Валя взяла это письмо и, чувствуя, как щеки заливает румянец, смущенно отвернулась. Она не предполагала, что даже мысль о матери может вызвать в ней такое светлое и слегка стыдливое ощущение радости и нежности.
Мать сообщала, что Наташка совсем отбилась от рук, учиться после седьмого класса не хочет и собирается идти работать; что в Москве стало лучше с продуктами и теперь почти никто не ездит мешочничать; что она сама теперь стала надомницей — шьет какие-то мешочки и получает карточку на четыреста граммов хлеба и даже на другие продукты. И уже в самом конце письма сквозь тщательно скрываемую тревогу и надежду сообщалось, что с месяц назад к ним заходил какой-то пожилой военный и искал Валю. Однако дома никого не было, кроме соседки, а та, хоть и предложила военному подождать и попить чайку, не сумела его задержать. Военный ушел, обещая зайти еще раз. Он был очень удивлен, обрадован и в то же время обеспокоен, когда узнал, что Валя на фронте, и сказал, что постарается отыскать ее. Но соседка, как теперь выяснилось, дала ему неправильный адрес: перепутала в номере полевой почты две последние цифры. Мать осторожно спрашивала, не появлялся ли этот загадочный военный в Валиной части.
Ничто не говорило о том, что к ним заходил отец, но Валя сразу же решила, что это был он, и только он. Потому что не было на свете ни одного пожилого военного, который мог бы и радоваться и беспокоиться одновременно. Это умел делать только отец.

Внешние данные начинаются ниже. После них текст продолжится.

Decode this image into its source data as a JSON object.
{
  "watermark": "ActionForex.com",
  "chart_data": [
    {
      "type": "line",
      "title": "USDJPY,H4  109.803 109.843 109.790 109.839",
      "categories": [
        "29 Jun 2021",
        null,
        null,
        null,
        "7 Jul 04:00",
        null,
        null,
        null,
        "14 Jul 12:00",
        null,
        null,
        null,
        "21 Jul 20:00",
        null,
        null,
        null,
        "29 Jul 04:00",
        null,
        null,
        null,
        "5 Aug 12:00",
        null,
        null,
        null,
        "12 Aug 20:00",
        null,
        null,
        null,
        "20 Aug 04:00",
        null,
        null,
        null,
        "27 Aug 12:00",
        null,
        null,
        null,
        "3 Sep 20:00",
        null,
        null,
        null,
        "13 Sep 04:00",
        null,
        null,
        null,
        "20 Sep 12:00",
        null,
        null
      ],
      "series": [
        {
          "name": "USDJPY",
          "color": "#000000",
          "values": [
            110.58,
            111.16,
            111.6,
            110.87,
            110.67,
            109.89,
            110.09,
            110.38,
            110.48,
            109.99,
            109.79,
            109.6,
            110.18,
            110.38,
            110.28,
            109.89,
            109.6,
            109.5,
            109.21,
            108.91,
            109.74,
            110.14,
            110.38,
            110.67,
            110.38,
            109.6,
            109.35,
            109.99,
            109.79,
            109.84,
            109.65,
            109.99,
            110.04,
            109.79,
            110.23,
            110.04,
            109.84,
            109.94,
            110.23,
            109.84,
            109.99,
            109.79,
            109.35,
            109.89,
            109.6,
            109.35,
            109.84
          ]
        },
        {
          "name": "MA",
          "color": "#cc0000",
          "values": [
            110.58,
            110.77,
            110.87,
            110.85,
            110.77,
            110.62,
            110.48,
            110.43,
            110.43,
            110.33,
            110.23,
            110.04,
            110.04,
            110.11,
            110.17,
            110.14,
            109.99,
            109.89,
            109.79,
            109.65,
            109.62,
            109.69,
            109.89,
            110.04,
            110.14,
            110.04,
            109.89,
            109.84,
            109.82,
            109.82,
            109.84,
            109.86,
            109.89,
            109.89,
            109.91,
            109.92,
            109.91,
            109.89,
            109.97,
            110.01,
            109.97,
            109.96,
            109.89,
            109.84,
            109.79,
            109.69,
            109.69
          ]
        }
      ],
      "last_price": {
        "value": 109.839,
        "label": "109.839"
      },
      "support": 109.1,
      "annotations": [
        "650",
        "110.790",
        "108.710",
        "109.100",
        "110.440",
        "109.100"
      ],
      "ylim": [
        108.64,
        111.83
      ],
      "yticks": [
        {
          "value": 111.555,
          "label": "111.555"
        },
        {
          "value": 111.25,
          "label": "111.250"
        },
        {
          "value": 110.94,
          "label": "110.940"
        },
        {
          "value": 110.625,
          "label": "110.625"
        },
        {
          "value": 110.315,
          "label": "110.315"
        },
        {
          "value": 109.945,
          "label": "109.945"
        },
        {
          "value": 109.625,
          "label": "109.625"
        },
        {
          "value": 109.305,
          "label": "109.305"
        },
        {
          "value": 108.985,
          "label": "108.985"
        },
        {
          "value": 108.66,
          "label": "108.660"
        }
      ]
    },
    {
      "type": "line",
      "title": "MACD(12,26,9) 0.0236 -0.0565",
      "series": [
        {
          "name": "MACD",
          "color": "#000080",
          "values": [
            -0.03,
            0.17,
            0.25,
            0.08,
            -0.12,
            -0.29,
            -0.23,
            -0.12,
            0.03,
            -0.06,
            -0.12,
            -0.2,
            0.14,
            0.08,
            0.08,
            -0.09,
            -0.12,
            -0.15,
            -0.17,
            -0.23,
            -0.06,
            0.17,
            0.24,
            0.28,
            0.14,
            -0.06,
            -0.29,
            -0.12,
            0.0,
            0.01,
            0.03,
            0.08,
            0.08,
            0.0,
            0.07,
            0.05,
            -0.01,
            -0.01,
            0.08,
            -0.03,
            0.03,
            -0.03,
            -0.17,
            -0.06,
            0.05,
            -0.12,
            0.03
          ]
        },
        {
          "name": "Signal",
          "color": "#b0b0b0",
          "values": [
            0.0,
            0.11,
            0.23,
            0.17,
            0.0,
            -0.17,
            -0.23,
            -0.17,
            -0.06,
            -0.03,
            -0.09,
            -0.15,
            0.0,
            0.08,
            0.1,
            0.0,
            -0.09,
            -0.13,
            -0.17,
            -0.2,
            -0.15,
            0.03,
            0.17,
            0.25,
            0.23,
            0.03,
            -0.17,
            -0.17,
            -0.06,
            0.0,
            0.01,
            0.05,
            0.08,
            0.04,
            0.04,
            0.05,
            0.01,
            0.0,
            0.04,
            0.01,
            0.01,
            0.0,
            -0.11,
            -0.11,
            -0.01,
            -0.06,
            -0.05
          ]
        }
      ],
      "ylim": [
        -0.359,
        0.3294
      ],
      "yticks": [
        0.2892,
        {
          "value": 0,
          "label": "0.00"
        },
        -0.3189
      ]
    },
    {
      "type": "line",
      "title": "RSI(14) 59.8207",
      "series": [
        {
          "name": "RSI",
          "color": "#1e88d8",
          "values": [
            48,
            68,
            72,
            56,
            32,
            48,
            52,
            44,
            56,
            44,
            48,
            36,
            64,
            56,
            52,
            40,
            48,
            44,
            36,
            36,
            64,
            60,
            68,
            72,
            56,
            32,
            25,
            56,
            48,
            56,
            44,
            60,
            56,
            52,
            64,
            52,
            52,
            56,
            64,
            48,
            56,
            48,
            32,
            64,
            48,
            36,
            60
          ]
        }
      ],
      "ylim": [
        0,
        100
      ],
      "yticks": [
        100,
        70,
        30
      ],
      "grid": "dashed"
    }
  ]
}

Она долго сидела с просветленным, задумчивым лицом, не зная, радоваться ли известию или подождать, чтобы не обмануться: из тех мест, куда попал ее отец, возвратиться так скоро было нелегко. Но ей хотелось верить…
— Что ты присмирела? От милого получила, что ли? — с плохо скрываемой ревнивой подозрительностью спросила Лариса, и Валя все так же задумчиво, теперь еще и печально покачала головой.
— Нет. Из дому.
— Ну, что ж?
— Да вот… Мать вспомнила, — соврала Валя, и Лариса успокоилась: о матерях всегда вспоминают вот так — просветленно и задумчиво.
Они посидели под орешником еще с полчаса и двинулись в обратный путь.
5
Весна притомилась и успокоилась. Зелень на деревьях и в лугах казалась мясистой, сытой. Зори лишились тонких, трепетных цветов, стали густыми, буйными и, пожалуй, грубоватыми. И даже небо уже не казалось днем голубым, а ночью черным. К полудню оно словно выцветало от яркого солнца, а к полуночи так и не успевало набирать хорошей мечтательной черноты, оставаясь зеленовато-белесым. Звездам на таком небе было неуютно, и они светили вполсилы.